Schaumburg's iconic green trolleys will continue to attract out-of-town visitors to the Woodfield area through at least the summer of 2011.

Village trustees made that decision Tuesday night after Pace Suburban Bus Service offered to cut $108,000 from its original asking price to bring it to $253,159 for the year ahead.

Schaumburg officials said they faced a real dilemma over the trolleys' future, given their significantly rising cost, but they have proven their ability to draw shoppers to the village from well outside the Chicago area.

The trolleys ferry visitors between several important destinations in the northeast corner of the village, including Woodfield, Streets of Woodfield, IKEA, Roosevelt University and the convention center.

“That trolley is a boon to the business community around Woodfield,” Schaumburg Mayor Al Larson said Tuesday. “It helps the hotels, it helps Woodfield and Streets of Woodfield and it helps the convention center. You can say it costs this many dollars, but how do you measure its effect on retail sales?”

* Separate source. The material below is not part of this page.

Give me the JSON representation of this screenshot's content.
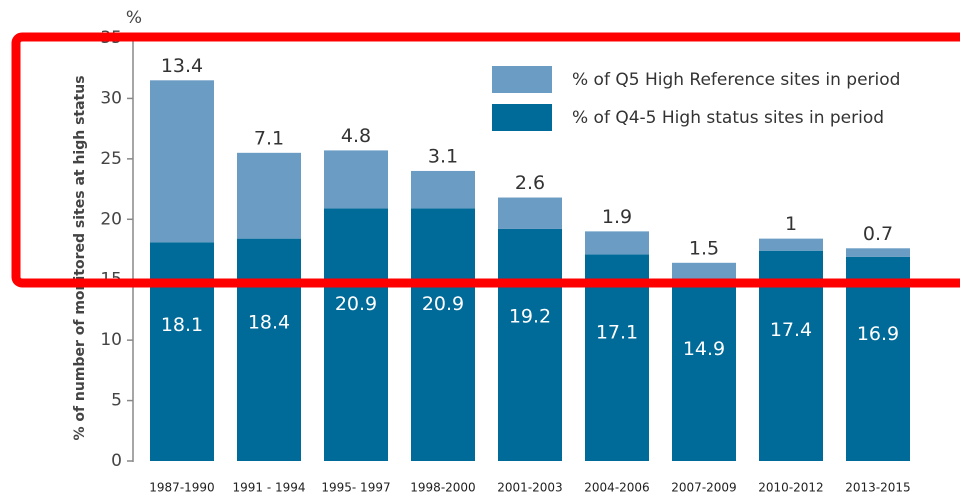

Richard Bascomb, Schaumburg's senior transportation planner, told the board he regularly receives calls about the trolleys from out-of-town tour operators. A Milwaukee-based company even told him that the trolleys are the only reason it continues to bring visitors to Woodfield instead of Gurnee Mills.

Nevertheless, the trolleys' rising costs have made their continued use a delicate balancing act for village officials.

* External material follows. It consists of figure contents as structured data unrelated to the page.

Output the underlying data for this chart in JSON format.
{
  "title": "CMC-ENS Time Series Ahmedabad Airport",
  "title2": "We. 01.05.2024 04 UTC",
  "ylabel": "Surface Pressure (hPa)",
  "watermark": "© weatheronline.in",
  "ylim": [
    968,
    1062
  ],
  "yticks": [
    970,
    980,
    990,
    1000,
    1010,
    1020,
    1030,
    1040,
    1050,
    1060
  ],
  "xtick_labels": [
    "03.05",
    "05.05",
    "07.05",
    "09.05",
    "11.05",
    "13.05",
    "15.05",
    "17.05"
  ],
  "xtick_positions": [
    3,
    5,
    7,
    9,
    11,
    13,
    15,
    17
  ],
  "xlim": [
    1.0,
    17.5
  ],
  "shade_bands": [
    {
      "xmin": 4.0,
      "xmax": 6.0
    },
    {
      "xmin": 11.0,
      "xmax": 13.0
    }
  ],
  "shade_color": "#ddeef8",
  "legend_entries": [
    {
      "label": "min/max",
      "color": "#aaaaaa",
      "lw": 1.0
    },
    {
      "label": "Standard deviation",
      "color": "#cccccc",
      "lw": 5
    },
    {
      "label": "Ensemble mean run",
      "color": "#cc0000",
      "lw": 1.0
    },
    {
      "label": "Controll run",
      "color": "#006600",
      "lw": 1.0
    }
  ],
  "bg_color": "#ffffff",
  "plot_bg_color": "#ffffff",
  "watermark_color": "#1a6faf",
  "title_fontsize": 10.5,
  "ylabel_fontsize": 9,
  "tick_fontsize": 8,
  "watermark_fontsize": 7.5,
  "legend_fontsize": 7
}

Though Sept. 30 is the usual end date for each annual contract, trustees last September agreed to keep the trolleys running only through the end of the Christmas shopping season on Jan. 10 unless Pace demonstrated a good faith effort to reduce the cost.

Another issue that seemed pressing earlier this year was the suggestion that the current trolley fleet purchased through a federal grant in 2000 might be down to its last year or two of serviceable life. Officials wondered whether a long-term commitment to a replacement fleet might be hovering in the near future.

But Pace officials have assured the village since then that the current fleet can be rehabilitated for another four or five years if both sides remain interested in keeping the program going.